Par JOSÉ MICAELSON LACERDA MORAIS*
Avec Bolsonaro on a le « couronnement » d'un anti-État-Nation.
Pourquoi Bolsonaro représente-t-il le couronnement du Brésil ? Pourquoi, au contraire, cela ne signifie-t-il pas votre pire cauchemar ? Dans un premier temps, il convient de noter que ces deux enjeux ne sont pas exclusifs l'un de l'autre, si l'on considère notre formation, le développement de notre institutionnalité et sa sociabilité sous-jacente. L'avenir de notre formation ne pouvait pas réserver quelque chose de différent de ce que nous sommes devenus, c'est-à-dire que la causalité sociale est « dépendante du chemin ».
Il est important de souligner que ce n'est pas simplement une question de destin. Il s'agit plutôt de deux grands ensembles de médiations historiques et de leurs interrelations : (1) interne (institutionnalisation de la vie nationale) ; et (2) externe (rôle du pays dans la division internationale du travail).

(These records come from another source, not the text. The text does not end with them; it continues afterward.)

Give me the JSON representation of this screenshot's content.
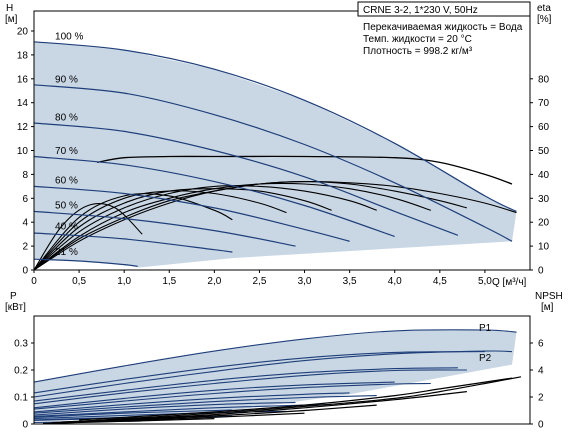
{
  "colors": {
    "region_fill": "#c9d7e5",
    "curve_blue": "#1f3f7a",
    "curve_black": "#000000",
    "frame": "#000000"
  },
  "chart_data": [
    {
      "type": "line",
      "title": "CRNE 3-2, 1*230 V, 50Hz",
      "info_lines": [
        "Перекачиваемая жидкость = Вода",
        "Темп. жидкости = 20 °C",
        "Плотность = 998.2 кг/м³"
      ],
      "xlabel": "Q [м³/ч]",
      "x_ticks": [
        "0",
        "0,5",
        "1,0",
        "1,5",
        "2,0",
        "2,5",
        "3,0",
        "3,5",
        "4,0",
        "4,5",
        "5,0"
      ],
      "xlim": [
        0,
        5.5
      ],
      "ylabel_left": {
        "line1": "H",
        "line2": "[м]"
      },
      "y_ticks_left": [
        "0",
        "2",
        "4",
        "6",
        "8",
        "10",
        "12",
        "14",
        "16",
        "18",
        "20"
      ],
      "ylim_left": [
        0,
        20
      ],
      "ylabel_right": {
        "line1": "eta",
        "line2": "[%]"
      },
      "y_ticks_right": [
        "0",
        "10",
        "20",
        "30",
        "40",
        "50",
        "60",
        "70",
        "80"
      ],
      "ylim_right": [
        0,
        100
      ],
      "grid": false,
      "speed_labels": [
        "100 %",
        "90 %",
        "80 %",
        "70 %",
        "60 %",
        "50 %",
        "40 %",
        "21 %"
      ],
      "head_series": [
        {
          "speed": 1.0,
          "x": [
            0,
            1.0,
            2.0,
            3.0,
            4.0,
            5.0,
            5.35
          ],
          "y": [
            19.1,
            18.4,
            16.8,
            14.2,
            10.6,
            6.2,
            4.9
          ]
        },
        {
          "speed": 0.9,
          "x": [
            0,
            1.0,
            2.0,
            3.0,
            4.0,
            5.0,
            5.3
          ],
          "y": [
            15.5,
            14.8,
            13.0,
            10.5,
            7.3,
            3.6,
            2.4
          ]
        },
        {
          "speed": 0.8,
          "x": [
            0,
            1.0,
            2.0,
            3.0,
            4.0,
            4.7
          ],
          "y": [
            12.3,
            11.6,
            10.0,
            7.8,
            4.9,
            2.9
          ]
        },
        {
          "speed": 0.7,
          "x": [
            0,
            1.0,
            2.0,
            3.0,
            4.0
          ],
          "y": [
            9.5,
            8.8,
            7.4,
            5.4,
            2.8
          ]
        },
        {
          "speed": 0.6,
          "x": [
            0,
            1.0,
            2.0,
            3.0,
            3.5
          ],
          "y": [
            7.0,
            6.4,
            5.2,
            3.4,
            2.4
          ]
        },
        {
          "speed": 0.5,
          "x": [
            0,
            1.0,
            2.0,
            2.9
          ],
          "y": [
            4.9,
            4.3,
            3.3,
            2.0
          ]
        },
        {
          "speed": 0.4,
          "x": [
            0,
            1.0,
            2.0,
            2.2
          ],
          "y": [
            3.1,
            2.6,
            1.7,
            1.5
          ]
        },
        {
          "speed": 0.21,
          "x": [
            0,
            0.5,
            1.0,
            1.15
          ],
          "y": [
            0.9,
            0.75,
            0.45,
            0.3
          ]
        }
      ],
      "efficiency_series": [
        {
          "speed": 1.0,
          "x": [
            0,
            0.5,
            1.0,
            1.5,
            2.0,
            2.5,
            3.0,
            3.5,
            4.0,
            4.5,
            5.0,
            5.35
          ],
          "y": [
            0,
            12,
            21,
            28,
            33,
            36,
            37,
            36.5,
            35,
            32,
            28,
            24
          ]
        },
        {
          "speed": 0.9,
          "x": [
            0,
            0.5,
            1.0,
            1.5,
            2.0,
            2.5,
            3.0,
            3.5,
            4.0,
            4.5,
            4.8
          ],
          "y": [
            0,
            13,
            22,
            29,
            33,
            36,
            37,
            36,
            33,
            29,
            26
          ]
        },
        {
          "speed": 0.8,
          "x": [
            0,
            0.5,
            1.0,
            1.5,
            2.0,
            2.5,
            3.0,
            3.5,
            4.0,
            4.4
          ],
          "y": [
            0,
            14,
            24,
            30,
            34,
            36,
            36,
            34,
            30,
            25
          ]
        },
        {
          "speed": 0.7,
          "x": [
            0,
            0.5,
            1.0,
            1.5,
            2.0,
            2.5,
            3.0,
            3.5,
            3.8
          ],
          "y": [
            0,
            16,
            26,
            32,
            35,
            35,
            33,
            29,
            25
          ]
        },
        {
          "speed": 0.6,
          "x": [
            0,
            0.5,
            1.0,
            1.5,
            2.0,
            2.5,
            3.0,
            3.3
          ],
          "y": [
            0,
            18,
            28,
            33,
            34,
            33,
            29,
            25
          ]
        },
        {
          "speed": 0.5,
          "x": [
            0,
            0.5,
            1.0,
            1.5,
            2.0,
            2.5,
            2.8
          ],
          "y": [
            0,
            20,
            30,
            33,
            32,
            28,
            24
          ]
        },
        {
          "speed": 0.4,
          "x": [
            0,
            0.5,
            1.0,
            1.5,
            2.0,
            2.2
          ],
          "y": [
            0,
            22,
            31,
            31,
            25,
            21
          ]
        },
        {
          "speed": 0.21,
          "x": [
            0,
            0.3,
            0.6,
            0.9,
            1.2
          ],
          "y": [
            0,
            18,
            27,
            26,
            15
          ]
        }
      ],
      "efficiency_envelope": {
        "x": [
          0.7,
          1.0,
          1.5,
          2.0,
          3.0,
          4.0,
          4.5,
          5.0,
          5.3
        ],
        "y": [
          45,
          47,
          47.5,
          47.5,
          47.5,
          47,
          45,
          40,
          36
        ]
      }
    },
    {
      "type": "line",
      "title": "",
      "xlim": [
        0,
        5.5
      ],
      "ylabel_left": {
        "line1": "P",
        "line2": "[кВт]"
      },
      "y_ticks_left": [
        "0",
        "0.1",
        "0.2",
        "0.3"
      ],
      "ylim_left": [
        0,
        0.4
      ],
      "ylabel_right": {
        "line1": "NPSH",
        "line2": "[м]"
      },
      "y_ticks_right": [
        "0",
        "2",
        "4",
        "6"
      ],
      "ylim_right": [
        0,
        8
      ],
      "grid": false,
      "series_labels": [
        "P1",
        "P2"
      ],
      "power_p1_series": [
        {
          "speed": 1.0,
          "x": [
            0,
            1.0,
            2.0,
            3.0,
            4.0,
            5.0,
            5.35
          ],
          "y": [
            0.155,
            0.215,
            0.27,
            0.315,
            0.345,
            0.348,
            0.34
          ]
        },
        {
          "speed": 0.9,
          "x": [
            0,
            1.0,
            2.0,
            3.0,
            4.0,
            5.0
          ],
          "y": [
            0.115,
            0.165,
            0.21,
            0.245,
            0.265,
            0.268
          ]
        },
        {
          "speed": 0.8,
          "x": [
            0,
            1.0,
            2.0,
            3.0,
            4.0,
            4.7
          ],
          "y": [
            0.085,
            0.125,
            0.162,
            0.19,
            0.205,
            0.208
          ]
        },
        {
          "speed": 0.7,
          "x": [
            0,
            1.0,
            2.0,
            3.0,
            4.0
          ],
          "y": [
            0.06,
            0.095,
            0.125,
            0.145,
            0.155
          ]
        },
        {
          "speed": 0.6,
          "x": [
            0,
            1.0,
            2.0,
            3.0,
            3.5
          ],
          "y": [
            0.045,
            0.072,
            0.095,
            0.11,
            0.115
          ]
        },
        {
          "speed": 0.5,
          "x": [
            0,
            1.0,
            2.0,
            2.9
          ],
          "y": [
            0.033,
            0.055,
            0.072,
            0.08
          ]
        },
        {
          "speed": 0.4,
          "x": [
            0,
            1.0,
            2.0,
            2.2
          ],
          "y": [
            0.025,
            0.04,
            0.05,
            0.052
          ]
        },
        {
          "speed": 0.21,
          "x": [
            0,
            0.5,
            1.0,
            1.15
          ],
          "y": [
            0.015,
            0.02,
            0.024,
            0.025
          ]
        }
      ],
      "power_p2_series": [
        {
          "speed": 1.0,
          "x": [
            0,
            1.0,
            2.0,
            3.0,
            4.0,
            5.0,
            5.3
          ],
          "y": [
            0.1,
            0.15,
            0.195,
            0.235,
            0.26,
            0.27,
            0.268
          ]
        },
        {
          "speed": 0.9,
          "x": [
            0,
            1.0,
            2.0,
            3.0,
            4.0,
            4.8
          ],
          "y": [
            0.075,
            0.115,
            0.15,
            0.18,
            0.198,
            0.2
          ]
        },
        {
          "speed": 0.8,
          "x": [
            0,
            1.0,
            2.0,
            3.0,
            4.0,
            4.4
          ],
          "y": [
            0.055,
            0.085,
            0.113,
            0.135,
            0.148,
            0.15
          ]
        },
        {
          "speed": 0.7,
          "x": [
            0,
            1.0,
            2.0,
            3.0,
            3.8
          ],
          "y": [
            0.04,
            0.063,
            0.083,
            0.098,
            0.105
          ]
        },
        {
          "speed": 0.6,
          "x": [
            0,
            1.0,
            2.0,
            3.0,
            3.3
          ],
          "y": [
            0.028,
            0.045,
            0.06,
            0.07,
            0.072
          ]
        },
        {
          "speed": 0.5,
          "x": [
            0,
            1.0,
            2.0,
            2.8
          ],
          "y": [
            0.02,
            0.032,
            0.042,
            0.047
          ]
        },
        {
          "speed": 0.4,
          "x": [
            0,
            1.0,
            2.0,
            2.2
          ],
          "y": [
            0.013,
            0.022,
            0.028,
            0.029
          ]
        },
        {
          "speed": 0.21,
          "x": [
            0,
            0.5,
            1.0,
            1.2
          ],
          "y": [
            0.006,
            0.008,
            0.01,
            0.011
          ]
        }
      ],
      "npsh_series": [
        {
          "x": [
            0.5,
            1.0,
            2.0,
            3.0,
            4.0,
            4.5,
            5.0,
            5.3
          ],
          "y": [
            0.3,
            0.5,
            0.9,
            1.4,
            2.1,
            2.6,
            3.1,
            3.4
          ]
        },
        {
          "x": [
            0.5,
            1.0,
            2.0,
            3.0,
            4.0,
            4.5,
            5.0,
            5.4
          ],
          "y": [
            0.2,
            0.4,
            0.8,
            1.3,
            1.9,
            2.4,
            3.0,
            3.5
          ]
        },
        {
          "x": [
            0.3,
            1.0,
            2.0,
            3.0,
            4.0,
            4.8
          ],
          "y": [
            0.15,
            0.35,
            0.7,
            1.2,
            1.8,
            2.4
          ]
        },
        {
          "x": [
            0.2,
            1.0,
            2.0,
            3.0,
            3.8
          ],
          "y": [
            0.1,
            0.3,
            0.6,
            1.0,
            1.4
          ]
        },
        {
          "x": [
            0.2,
            1.0,
            2.0,
            3.0
          ],
          "y": [
            0.05,
            0.25,
            0.5,
            0.8
          ]
        },
        {
          "x": [
            0.1,
            1.0,
            2.0
          ],
          "y": [
            0.05,
            0.2,
            0.4
          ]
        }
      ]
    }
  ]
}
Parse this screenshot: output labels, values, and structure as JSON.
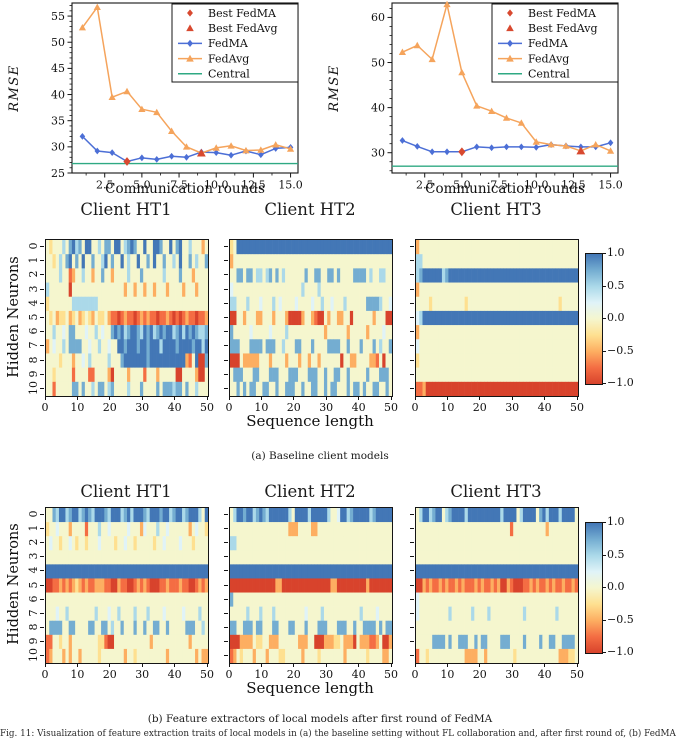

Revenant à Caio Prado Júnior, « le 'sens' de l'évolution brésilienne, qui est ce que nous demandons ici, est encore affirmé par ce caractère initial de la colonisation ».
Tout au long du XXe siècle, plusieurs théories et modèles ont été élaborés à la fois pour comprendre et transformer notre condition (coloniale-sous-développée). Parmi eux, nous soulignons la pensée critique latino-américaine, à la fois structuraliste et marxiste. D'importants apports analytiques nous ont permis de comprendre systématiquement notre formation sociale et sa dynamique.
Nous soulignons la conception centre-périphérie et la théorie CEPALC de la détérioration des termes de l'échange, la tendance au déséquilibre extérieur, l'approche structuraliste de l'inflation, la théorie du sous-développement de Celso Furtado, l'"École de Campinas" avec la thèse des disproportions cycliques et le capitalisme tardif, l'originalité de la pensée de Francisco de Oliveira, la théorie de la dépendance et de la surexploitation du travail, entre autres.
Ainsi, du point de vue logico-historique-formel, nous avons établi un ensemble de connaissances, nécessaires et suffisantes, pour donner libre cours à notre processus de civilisation. Cependant, l'ensemble des conditions historiques précédemment évoquées (médiations internes et externes) a exercé une force directionnelle, au sens d'une "trajectoire dépendante", bien plus intense que toute action/processus politique, institutionnel et de sociabilité qui nous éloignerait du colonialisme. (sous-développement et dépendance). Et ainsi, le sens de la colonisation de Caio Prado porte encore assez de force pour expliquer Bolsonaro, non pas comme un accident, mais comme l'aboutissement d'un anti-État-nation.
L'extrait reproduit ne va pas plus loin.